Usually you count on a Comme des Garçons show to plumb mysterious depths, but for spring, the mystery was slap-bang there on the surface. It looked like nothing so much as an homage to Vivienne Westwood's royal collections. Ringletted girls in crowns, wearing Union Jack-printed underwear and punkish tartans, proceeded up and down the runway to the strains of Coronation marches, Church of England hymns, and even, gorblimey, "Land of Hope and Glory." It was all—and this was the shock in this house of intellectual subtlety—puzzlingly literal. But why?

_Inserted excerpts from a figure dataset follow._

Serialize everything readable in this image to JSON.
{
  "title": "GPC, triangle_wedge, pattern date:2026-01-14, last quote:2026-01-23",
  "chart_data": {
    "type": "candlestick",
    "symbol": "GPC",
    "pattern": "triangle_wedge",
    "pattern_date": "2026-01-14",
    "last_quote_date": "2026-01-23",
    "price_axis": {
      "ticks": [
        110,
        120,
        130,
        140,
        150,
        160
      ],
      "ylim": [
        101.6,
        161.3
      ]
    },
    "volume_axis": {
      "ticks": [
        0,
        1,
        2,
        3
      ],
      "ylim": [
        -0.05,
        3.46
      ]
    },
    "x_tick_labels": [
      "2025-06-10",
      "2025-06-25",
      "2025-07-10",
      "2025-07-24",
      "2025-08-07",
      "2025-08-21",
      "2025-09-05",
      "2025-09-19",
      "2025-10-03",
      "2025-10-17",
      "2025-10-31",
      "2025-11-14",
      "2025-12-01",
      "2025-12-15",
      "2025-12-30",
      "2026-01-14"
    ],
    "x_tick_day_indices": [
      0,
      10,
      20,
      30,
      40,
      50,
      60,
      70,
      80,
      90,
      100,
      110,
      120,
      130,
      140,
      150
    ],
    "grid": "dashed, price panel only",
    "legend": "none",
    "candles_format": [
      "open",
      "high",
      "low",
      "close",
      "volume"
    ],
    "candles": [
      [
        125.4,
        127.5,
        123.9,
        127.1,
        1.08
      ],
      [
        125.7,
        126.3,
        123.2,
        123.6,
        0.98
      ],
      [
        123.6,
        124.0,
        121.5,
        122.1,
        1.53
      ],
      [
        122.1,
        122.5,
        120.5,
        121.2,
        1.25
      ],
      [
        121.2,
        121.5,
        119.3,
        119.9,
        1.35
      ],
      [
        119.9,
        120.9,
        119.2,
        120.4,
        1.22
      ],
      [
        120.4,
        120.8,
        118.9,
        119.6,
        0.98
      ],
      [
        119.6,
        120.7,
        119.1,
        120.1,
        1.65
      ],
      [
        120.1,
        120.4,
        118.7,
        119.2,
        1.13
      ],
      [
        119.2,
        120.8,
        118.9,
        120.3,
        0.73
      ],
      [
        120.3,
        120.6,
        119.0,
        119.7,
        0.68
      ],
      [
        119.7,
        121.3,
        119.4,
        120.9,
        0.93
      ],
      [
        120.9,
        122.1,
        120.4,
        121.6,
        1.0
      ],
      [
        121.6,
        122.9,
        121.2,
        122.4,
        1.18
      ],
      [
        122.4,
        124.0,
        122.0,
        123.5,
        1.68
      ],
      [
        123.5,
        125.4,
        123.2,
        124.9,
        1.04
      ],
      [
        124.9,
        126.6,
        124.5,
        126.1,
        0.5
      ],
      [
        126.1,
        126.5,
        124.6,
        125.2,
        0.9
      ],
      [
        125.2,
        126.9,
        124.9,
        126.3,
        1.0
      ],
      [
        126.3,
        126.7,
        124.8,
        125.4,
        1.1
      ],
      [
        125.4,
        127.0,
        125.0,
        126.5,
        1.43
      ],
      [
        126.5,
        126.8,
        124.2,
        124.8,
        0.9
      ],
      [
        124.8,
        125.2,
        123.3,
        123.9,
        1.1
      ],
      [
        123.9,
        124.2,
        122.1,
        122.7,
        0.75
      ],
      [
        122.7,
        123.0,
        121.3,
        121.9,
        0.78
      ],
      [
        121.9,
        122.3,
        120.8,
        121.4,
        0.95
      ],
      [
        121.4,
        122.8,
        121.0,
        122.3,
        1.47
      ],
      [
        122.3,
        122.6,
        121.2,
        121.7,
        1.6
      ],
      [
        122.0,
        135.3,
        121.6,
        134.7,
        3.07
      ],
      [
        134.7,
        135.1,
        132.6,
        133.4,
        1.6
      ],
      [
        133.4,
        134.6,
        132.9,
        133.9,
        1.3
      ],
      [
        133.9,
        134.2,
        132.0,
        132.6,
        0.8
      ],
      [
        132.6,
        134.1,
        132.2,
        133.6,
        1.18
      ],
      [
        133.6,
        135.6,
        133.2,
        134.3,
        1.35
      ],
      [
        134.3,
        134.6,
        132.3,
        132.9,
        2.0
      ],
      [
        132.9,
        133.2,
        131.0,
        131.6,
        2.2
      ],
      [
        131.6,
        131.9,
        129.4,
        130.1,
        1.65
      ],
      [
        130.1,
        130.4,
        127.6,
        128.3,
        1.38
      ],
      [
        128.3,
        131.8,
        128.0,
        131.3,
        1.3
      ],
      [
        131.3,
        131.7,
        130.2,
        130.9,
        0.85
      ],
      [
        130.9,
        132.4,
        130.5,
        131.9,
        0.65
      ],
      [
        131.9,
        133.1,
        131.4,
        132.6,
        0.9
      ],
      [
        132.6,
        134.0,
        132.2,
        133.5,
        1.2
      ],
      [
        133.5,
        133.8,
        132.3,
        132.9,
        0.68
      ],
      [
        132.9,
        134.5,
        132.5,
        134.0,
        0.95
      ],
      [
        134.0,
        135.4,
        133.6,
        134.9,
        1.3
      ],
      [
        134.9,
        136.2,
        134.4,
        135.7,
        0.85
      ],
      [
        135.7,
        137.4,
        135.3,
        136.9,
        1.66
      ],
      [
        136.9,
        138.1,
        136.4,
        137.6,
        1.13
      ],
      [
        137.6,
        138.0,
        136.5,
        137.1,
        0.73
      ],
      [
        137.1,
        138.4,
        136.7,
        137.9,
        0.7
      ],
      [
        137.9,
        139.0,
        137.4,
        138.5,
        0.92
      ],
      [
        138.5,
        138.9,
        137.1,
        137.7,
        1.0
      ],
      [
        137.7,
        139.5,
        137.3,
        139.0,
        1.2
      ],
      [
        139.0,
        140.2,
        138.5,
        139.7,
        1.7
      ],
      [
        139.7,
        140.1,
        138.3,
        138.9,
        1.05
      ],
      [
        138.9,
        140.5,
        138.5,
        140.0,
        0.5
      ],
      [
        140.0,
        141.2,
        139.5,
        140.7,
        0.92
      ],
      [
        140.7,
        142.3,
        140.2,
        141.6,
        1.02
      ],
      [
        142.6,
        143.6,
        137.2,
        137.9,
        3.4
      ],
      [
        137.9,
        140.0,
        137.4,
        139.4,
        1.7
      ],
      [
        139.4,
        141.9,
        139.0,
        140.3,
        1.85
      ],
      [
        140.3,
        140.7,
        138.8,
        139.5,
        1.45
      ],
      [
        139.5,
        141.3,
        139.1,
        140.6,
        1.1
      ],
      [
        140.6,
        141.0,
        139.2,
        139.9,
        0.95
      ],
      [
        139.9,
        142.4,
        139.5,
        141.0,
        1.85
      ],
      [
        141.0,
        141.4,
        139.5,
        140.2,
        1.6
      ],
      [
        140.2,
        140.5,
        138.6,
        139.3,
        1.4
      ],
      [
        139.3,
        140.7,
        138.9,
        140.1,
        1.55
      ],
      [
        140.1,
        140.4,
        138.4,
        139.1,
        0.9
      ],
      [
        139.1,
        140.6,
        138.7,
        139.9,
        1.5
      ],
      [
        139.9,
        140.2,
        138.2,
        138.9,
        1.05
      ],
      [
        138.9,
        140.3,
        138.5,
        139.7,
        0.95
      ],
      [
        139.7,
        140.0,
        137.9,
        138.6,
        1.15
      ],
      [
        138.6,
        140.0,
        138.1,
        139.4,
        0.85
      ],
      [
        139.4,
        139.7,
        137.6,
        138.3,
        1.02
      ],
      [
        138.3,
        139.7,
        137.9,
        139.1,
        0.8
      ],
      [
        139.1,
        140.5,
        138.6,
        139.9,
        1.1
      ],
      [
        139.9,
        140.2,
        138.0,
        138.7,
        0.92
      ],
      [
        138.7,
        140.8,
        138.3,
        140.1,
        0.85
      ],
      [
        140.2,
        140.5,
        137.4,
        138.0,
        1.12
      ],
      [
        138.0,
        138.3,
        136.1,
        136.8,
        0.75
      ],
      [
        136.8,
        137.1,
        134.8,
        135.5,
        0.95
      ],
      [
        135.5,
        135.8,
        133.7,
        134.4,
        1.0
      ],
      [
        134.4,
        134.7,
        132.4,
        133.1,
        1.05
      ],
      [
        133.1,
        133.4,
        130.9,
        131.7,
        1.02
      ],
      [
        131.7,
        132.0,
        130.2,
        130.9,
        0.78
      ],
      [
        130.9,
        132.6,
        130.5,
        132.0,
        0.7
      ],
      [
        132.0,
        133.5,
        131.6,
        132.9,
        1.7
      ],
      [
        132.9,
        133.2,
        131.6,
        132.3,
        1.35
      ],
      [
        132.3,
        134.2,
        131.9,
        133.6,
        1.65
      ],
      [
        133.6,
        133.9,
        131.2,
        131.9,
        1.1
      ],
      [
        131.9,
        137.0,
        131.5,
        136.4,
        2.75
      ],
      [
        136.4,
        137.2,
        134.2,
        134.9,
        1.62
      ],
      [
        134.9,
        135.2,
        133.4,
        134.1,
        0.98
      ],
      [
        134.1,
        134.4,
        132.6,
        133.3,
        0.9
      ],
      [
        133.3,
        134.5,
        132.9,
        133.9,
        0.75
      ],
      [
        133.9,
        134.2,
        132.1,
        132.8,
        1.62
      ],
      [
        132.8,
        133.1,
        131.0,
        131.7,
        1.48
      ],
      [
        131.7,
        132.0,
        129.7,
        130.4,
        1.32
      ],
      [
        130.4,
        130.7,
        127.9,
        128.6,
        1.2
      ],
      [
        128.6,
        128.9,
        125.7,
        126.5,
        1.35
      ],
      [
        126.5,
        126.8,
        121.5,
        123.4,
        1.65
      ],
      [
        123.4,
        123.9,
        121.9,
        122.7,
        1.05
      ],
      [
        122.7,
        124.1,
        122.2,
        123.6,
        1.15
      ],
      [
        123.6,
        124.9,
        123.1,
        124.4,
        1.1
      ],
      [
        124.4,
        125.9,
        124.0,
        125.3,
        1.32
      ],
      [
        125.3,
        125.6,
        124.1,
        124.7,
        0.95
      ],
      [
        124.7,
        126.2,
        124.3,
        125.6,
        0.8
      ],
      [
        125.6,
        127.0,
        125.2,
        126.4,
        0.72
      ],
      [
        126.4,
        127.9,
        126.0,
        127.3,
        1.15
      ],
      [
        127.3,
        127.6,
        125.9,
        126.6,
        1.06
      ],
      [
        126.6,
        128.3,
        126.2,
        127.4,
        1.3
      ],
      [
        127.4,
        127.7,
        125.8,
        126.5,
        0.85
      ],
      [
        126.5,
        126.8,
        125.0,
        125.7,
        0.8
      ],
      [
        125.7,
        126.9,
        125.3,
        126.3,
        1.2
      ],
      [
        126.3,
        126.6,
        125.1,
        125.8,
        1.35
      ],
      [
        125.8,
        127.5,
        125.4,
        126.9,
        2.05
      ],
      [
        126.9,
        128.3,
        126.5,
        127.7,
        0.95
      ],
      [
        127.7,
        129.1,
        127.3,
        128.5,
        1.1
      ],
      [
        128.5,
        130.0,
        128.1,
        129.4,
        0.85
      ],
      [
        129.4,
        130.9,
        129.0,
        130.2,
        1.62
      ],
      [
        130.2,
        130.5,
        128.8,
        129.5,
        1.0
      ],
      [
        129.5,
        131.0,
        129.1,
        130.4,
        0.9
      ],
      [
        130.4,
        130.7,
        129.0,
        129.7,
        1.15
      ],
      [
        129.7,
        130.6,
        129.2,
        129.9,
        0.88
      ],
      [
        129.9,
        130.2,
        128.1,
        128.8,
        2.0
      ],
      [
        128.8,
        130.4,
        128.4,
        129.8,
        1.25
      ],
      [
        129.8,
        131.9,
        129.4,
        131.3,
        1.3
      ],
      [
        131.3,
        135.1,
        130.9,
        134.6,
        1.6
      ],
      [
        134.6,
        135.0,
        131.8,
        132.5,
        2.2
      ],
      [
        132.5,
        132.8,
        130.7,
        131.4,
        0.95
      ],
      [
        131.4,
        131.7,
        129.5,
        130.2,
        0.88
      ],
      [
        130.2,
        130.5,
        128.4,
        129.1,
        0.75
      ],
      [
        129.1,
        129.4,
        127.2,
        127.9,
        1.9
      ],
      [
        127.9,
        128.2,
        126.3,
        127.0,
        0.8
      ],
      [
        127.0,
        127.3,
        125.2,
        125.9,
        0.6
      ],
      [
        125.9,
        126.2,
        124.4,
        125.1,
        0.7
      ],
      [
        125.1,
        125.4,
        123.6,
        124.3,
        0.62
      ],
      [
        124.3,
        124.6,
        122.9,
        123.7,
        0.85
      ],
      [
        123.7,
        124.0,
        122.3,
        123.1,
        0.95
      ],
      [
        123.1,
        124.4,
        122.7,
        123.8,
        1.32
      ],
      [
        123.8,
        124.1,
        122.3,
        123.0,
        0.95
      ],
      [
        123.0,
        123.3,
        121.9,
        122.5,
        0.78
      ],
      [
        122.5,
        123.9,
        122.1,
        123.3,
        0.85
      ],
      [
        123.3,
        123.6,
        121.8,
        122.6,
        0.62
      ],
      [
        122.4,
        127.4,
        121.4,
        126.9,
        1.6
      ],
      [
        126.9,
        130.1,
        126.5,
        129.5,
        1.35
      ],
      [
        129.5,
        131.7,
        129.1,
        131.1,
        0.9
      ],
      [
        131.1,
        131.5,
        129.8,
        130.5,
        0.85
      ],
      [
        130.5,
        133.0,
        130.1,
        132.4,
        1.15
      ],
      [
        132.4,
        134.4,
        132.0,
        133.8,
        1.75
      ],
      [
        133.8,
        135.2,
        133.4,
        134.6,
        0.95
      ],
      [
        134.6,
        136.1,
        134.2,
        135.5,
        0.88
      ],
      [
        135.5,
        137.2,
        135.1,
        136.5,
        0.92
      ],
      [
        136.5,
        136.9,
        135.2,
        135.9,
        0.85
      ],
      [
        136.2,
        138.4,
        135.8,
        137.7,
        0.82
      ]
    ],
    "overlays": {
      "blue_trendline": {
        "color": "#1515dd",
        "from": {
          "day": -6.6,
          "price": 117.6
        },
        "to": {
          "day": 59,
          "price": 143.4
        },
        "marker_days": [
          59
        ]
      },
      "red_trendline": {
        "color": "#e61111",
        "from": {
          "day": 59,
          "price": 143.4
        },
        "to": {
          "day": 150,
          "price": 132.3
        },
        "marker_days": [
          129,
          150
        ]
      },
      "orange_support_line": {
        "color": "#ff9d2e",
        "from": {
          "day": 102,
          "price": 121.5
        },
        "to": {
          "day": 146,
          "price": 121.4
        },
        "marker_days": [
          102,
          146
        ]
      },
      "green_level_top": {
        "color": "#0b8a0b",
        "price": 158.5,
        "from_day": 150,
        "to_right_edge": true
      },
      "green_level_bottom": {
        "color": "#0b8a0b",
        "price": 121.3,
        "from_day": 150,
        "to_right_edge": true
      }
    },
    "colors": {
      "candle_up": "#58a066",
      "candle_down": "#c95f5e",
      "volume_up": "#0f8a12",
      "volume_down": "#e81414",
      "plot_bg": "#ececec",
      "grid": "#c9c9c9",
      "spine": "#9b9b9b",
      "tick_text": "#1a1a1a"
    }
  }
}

Backstage, Rei Kawakubo shook her head and denied that the collection was about England, or Japanese tourist souvenirs of Britishness, or a romantic gesture of support for a city that has been subjected to bombings and in which she has her Dover Street shopping complex. She conceded that there were references to "a lost Empire," but more importantly, she said, it was about "cutting without a pattern." All the pieces had been draped on the dress stand, creating whorls of tartan bunched around shoulder lines of jackets, wrappings of tulle that read as bulbous approximations of boleros, and bunchy skirts, swagged and ruched at the sides.

Some of it triggered recollections of Kawakubo's infamous "lumps and bumps" collection from the late eighties. But where those earlier clothes provoked the most adverse audience reaction of Kawakubo's career, these outfits didn't have it in them to cause offense. Instead, they were just plain difficult to fathom. It's odd to see Rei Kawakubo do anything on the mild side; then again, perhaps it's refreshing to discover that even geniuses have their off seasons.